Something about this diary attracted her as much as its ridiculous talk of “magic” repelled her. It was like being given a free pass to someone's most secret, if insane, thoughts. You'd never spy without permission, but . . . well, the book was hers now. Wasn't that permission enough?

Jennica closed the book and turned off the light. In moments, she was asleep.

Or was she? She was in her aunt's kitchen. Only, it looked brighter, newer than the room she had inherited. But she wasn't there alone. An old woman stood near the sink and smiled, her lips parting ever so slightly. She shook her head, holding out her hand, palm up. “Not now,” she said to someone unseen.

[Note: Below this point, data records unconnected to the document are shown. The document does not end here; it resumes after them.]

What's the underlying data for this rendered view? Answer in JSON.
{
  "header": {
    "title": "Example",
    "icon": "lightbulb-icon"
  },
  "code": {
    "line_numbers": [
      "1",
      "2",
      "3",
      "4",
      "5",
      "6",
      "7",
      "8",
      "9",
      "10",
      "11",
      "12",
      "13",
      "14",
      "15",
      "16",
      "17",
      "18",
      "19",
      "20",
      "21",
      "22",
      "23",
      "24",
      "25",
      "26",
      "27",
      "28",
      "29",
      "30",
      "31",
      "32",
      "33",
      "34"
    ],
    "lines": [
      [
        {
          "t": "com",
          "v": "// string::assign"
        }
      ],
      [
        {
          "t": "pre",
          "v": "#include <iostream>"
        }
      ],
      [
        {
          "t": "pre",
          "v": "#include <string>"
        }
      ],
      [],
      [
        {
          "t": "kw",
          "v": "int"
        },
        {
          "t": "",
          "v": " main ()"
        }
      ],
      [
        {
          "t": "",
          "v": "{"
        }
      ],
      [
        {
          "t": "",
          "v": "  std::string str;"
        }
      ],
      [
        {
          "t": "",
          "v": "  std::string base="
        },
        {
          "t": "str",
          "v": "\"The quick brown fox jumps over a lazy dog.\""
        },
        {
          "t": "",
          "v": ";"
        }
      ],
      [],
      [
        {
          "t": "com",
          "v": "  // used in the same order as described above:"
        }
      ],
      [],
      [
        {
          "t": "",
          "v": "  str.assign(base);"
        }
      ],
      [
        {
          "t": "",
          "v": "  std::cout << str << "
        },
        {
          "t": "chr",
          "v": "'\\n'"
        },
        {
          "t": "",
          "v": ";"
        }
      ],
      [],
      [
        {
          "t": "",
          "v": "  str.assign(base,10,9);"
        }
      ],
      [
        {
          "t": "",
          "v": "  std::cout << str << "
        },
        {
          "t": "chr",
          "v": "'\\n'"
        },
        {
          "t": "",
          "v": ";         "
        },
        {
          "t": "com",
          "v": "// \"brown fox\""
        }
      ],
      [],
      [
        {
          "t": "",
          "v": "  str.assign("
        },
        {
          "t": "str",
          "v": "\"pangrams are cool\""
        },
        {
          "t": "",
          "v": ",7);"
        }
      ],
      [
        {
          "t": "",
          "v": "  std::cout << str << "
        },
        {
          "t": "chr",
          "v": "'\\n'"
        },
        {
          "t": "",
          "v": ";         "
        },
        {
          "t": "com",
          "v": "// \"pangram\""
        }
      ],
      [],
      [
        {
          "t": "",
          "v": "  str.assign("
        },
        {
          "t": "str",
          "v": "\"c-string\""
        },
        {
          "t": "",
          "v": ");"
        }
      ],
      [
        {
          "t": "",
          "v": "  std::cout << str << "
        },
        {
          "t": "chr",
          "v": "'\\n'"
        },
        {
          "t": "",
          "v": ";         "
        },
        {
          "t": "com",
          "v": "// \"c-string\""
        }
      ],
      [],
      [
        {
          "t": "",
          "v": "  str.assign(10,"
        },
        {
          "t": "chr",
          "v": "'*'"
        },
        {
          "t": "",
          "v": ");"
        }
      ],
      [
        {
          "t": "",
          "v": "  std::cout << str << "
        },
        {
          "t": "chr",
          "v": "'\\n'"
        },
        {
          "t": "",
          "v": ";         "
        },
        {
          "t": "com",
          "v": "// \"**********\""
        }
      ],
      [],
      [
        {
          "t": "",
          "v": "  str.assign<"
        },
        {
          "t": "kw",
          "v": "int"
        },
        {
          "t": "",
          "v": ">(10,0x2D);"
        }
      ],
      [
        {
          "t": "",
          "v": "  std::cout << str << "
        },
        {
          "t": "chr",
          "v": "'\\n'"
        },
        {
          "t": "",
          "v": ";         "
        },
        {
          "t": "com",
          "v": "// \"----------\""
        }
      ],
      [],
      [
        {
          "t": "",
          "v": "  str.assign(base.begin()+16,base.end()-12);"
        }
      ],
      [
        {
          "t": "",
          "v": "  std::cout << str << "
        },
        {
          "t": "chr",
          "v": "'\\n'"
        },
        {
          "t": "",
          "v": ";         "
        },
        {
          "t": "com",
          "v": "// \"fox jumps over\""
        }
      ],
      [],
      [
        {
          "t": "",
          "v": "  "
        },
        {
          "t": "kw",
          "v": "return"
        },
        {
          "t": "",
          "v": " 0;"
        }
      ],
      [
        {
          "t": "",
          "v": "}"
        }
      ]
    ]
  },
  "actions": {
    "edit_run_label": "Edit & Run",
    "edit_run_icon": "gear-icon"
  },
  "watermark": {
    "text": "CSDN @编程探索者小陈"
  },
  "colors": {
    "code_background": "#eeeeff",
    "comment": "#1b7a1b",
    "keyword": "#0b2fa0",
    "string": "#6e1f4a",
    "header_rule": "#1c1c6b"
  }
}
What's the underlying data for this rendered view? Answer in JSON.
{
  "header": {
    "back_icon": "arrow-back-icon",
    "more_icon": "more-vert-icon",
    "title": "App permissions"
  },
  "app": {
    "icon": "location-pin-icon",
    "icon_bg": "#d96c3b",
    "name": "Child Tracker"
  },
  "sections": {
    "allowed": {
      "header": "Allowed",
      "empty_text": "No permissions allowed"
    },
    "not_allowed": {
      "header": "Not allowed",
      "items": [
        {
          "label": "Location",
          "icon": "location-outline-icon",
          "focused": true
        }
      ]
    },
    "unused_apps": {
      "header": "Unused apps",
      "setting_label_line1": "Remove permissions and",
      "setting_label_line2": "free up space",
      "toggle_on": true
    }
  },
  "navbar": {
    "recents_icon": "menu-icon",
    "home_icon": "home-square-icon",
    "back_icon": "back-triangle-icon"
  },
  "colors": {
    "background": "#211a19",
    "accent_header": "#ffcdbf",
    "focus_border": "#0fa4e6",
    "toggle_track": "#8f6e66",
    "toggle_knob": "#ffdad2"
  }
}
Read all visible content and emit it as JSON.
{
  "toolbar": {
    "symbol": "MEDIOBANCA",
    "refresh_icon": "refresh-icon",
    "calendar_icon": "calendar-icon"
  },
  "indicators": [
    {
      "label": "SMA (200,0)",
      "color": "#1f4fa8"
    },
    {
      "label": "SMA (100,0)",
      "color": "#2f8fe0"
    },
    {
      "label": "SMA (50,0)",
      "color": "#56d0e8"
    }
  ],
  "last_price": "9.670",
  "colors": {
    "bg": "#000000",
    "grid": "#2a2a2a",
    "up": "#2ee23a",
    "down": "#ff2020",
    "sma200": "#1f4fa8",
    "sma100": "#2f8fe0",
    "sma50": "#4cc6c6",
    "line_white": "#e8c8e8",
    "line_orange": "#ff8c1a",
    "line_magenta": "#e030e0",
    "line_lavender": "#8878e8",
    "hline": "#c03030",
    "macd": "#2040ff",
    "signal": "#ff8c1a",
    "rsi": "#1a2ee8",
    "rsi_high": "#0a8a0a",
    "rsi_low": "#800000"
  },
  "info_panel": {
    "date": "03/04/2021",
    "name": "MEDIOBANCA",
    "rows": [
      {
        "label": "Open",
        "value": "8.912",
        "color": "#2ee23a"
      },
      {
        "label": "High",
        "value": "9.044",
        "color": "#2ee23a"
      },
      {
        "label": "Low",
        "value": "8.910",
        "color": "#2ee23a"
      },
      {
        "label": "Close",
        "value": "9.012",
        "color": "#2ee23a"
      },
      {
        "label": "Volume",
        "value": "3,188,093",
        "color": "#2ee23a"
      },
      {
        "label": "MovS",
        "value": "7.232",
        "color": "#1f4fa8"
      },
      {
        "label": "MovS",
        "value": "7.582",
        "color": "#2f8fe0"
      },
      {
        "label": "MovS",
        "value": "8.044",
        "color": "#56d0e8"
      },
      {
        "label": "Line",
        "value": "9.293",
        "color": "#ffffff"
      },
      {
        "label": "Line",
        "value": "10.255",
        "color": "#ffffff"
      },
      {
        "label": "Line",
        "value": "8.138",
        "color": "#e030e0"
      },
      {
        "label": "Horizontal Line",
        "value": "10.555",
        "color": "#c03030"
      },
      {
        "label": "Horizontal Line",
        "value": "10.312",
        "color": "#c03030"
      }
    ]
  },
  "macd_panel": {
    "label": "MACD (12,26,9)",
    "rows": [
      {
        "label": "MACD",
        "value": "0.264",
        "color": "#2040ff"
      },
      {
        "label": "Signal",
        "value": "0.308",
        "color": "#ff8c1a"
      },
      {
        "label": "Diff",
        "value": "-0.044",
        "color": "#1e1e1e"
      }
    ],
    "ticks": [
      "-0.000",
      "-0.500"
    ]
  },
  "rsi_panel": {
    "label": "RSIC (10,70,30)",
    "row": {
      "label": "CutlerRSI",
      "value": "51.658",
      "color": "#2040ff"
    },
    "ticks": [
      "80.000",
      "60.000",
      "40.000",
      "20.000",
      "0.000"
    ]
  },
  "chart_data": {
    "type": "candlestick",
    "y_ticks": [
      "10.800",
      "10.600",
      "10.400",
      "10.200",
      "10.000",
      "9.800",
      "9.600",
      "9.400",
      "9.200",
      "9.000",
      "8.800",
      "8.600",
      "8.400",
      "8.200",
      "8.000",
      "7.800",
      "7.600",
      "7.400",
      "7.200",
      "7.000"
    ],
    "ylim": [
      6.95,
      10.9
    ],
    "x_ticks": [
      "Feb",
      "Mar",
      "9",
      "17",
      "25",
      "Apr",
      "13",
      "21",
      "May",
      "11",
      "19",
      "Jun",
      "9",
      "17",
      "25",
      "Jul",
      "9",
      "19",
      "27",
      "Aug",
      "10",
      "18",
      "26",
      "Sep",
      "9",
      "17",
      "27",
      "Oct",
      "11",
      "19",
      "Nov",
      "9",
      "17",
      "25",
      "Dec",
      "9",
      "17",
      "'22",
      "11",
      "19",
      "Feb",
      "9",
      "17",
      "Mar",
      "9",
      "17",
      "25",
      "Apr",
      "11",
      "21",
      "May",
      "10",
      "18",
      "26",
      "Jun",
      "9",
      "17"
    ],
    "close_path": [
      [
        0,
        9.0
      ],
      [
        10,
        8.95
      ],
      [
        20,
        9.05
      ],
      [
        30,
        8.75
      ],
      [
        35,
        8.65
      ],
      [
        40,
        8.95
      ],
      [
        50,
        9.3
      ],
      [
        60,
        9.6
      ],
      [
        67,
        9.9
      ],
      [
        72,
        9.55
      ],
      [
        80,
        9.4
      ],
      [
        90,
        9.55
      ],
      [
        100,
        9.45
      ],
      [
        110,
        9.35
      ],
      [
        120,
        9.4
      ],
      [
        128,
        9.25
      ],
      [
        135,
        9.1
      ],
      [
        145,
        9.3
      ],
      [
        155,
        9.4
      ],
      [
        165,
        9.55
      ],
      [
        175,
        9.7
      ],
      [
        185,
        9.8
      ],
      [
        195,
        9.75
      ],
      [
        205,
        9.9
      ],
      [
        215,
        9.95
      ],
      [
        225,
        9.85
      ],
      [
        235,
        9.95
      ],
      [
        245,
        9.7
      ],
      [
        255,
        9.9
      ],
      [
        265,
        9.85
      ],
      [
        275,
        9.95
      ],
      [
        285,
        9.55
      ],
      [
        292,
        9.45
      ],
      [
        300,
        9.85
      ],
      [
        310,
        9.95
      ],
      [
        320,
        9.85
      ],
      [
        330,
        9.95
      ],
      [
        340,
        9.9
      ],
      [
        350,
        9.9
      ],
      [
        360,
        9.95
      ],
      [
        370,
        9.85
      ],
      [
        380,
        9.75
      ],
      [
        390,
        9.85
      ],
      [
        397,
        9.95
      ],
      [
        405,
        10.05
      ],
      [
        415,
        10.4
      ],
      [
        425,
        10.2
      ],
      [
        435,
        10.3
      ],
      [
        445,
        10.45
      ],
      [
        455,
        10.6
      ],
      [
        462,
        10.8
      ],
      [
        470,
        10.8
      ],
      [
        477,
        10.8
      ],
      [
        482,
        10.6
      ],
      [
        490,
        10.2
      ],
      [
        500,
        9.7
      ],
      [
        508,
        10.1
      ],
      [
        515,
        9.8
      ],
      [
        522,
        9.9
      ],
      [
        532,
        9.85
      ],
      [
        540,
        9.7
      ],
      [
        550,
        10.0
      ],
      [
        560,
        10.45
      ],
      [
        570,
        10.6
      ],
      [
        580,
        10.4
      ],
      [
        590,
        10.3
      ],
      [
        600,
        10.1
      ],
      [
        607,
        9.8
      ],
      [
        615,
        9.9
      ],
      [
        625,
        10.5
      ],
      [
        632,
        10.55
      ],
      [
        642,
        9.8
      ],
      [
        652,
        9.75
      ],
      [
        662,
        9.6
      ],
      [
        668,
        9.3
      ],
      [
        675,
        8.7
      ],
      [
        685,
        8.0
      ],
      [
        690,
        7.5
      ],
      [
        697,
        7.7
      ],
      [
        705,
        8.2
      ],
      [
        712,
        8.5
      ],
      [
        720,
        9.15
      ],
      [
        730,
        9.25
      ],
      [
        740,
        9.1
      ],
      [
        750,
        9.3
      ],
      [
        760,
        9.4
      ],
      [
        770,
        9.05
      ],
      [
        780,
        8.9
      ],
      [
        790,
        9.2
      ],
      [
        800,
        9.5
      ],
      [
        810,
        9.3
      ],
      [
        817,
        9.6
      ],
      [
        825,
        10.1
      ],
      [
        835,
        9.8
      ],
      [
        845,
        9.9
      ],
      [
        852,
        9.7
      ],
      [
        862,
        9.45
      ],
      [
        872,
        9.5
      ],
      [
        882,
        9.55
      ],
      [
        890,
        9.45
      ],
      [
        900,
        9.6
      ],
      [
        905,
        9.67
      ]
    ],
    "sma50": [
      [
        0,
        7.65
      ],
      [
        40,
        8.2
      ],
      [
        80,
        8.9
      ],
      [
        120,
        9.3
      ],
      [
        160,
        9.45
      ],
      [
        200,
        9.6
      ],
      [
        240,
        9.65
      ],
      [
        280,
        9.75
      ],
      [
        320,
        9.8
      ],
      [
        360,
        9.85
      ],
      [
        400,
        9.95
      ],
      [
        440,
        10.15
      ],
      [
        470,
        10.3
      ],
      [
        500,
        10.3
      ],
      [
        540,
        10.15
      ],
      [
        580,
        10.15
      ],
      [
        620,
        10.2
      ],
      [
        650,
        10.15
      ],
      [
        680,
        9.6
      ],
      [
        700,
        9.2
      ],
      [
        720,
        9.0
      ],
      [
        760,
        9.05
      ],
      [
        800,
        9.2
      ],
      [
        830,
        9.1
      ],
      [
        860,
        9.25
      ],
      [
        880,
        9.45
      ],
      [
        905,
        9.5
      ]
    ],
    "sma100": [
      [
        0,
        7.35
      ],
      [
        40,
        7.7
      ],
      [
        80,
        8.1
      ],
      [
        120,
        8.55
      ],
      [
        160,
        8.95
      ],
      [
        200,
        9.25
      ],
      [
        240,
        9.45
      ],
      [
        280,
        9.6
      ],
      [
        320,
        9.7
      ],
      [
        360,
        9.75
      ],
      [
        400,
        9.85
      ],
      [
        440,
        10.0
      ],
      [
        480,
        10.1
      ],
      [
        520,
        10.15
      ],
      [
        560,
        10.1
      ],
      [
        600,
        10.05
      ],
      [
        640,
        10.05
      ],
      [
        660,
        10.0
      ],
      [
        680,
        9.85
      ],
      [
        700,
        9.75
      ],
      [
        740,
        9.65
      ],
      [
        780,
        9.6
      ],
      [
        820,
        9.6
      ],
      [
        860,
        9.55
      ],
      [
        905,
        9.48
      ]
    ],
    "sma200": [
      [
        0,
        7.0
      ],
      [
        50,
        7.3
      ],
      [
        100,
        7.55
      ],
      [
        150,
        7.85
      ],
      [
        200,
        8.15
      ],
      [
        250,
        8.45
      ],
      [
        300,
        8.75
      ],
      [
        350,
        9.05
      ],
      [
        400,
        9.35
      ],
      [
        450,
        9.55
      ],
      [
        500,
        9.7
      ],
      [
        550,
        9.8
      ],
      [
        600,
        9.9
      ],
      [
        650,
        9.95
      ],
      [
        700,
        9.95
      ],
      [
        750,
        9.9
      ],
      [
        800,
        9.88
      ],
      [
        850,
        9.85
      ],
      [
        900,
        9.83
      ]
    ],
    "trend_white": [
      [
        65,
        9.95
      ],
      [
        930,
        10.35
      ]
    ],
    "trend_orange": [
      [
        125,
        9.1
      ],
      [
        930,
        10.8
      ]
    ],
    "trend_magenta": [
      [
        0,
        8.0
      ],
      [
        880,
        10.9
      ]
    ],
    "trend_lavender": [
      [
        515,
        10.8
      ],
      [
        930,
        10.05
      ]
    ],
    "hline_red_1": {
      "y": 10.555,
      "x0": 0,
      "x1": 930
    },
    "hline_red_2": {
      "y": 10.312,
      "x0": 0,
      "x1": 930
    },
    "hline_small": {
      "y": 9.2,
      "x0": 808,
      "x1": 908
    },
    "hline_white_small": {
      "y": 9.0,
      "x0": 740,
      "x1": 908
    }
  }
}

Turning, the woman picked up a large knife and began chopping something on the counter. Jennica couldn't see what she was chopping because, suddenly, in a transition that only dreams can have, she now looked through the woman's eyes, and the woman was looking out her kitchen window at blue skies and broad fields of brown grass. There were no other houses in sight, though nearby a well-kept garden interrupted the wild stretch of prairie grass. Jennica could see red tomatoes hung in thick bunches from staked vines, and just beyond was a pumpkin patch where dozens of orange globes lay on their sides or stood up straight.

On the counter to her left, a pumpkin was split in half, glistening seeds dripping like hard creamy tears into the sink.

The chopping stopped. Jennica looked down and saw blood on the old woman's gnarled hands. But it wasn't her blood. On the wooden chopping block lay the quartered remains of a blackbird, its feathers darkened further by the spray of its own
blood. The woman lifted pieces of its head, feet and chest and dropped them into a black pot that gasped heavy steam.

Then Jennica was outside the woman again, suddenly staring at her eye to eye, and the old woman reached into the steaming pot with a long wooden spoon and brought out a sample of the pieces. She held out the black and orange gruel for Jennica to taste, grinning and pushing the spoon toward her lips—

“No!” Jennica sat bolt upright in her bed. Her heart pounded as she glanced around and saw the faint gleam of moonlight pushing through the familiar curtains, and the pile of dirty laundry she'd left next to her dresser on the floor. This was her room, not the kitchen of a witch, but somehow that knowledge didn't give comfort. She felt as if an old woman still lurked in the shadows, waiting to feed her the blood of a raven.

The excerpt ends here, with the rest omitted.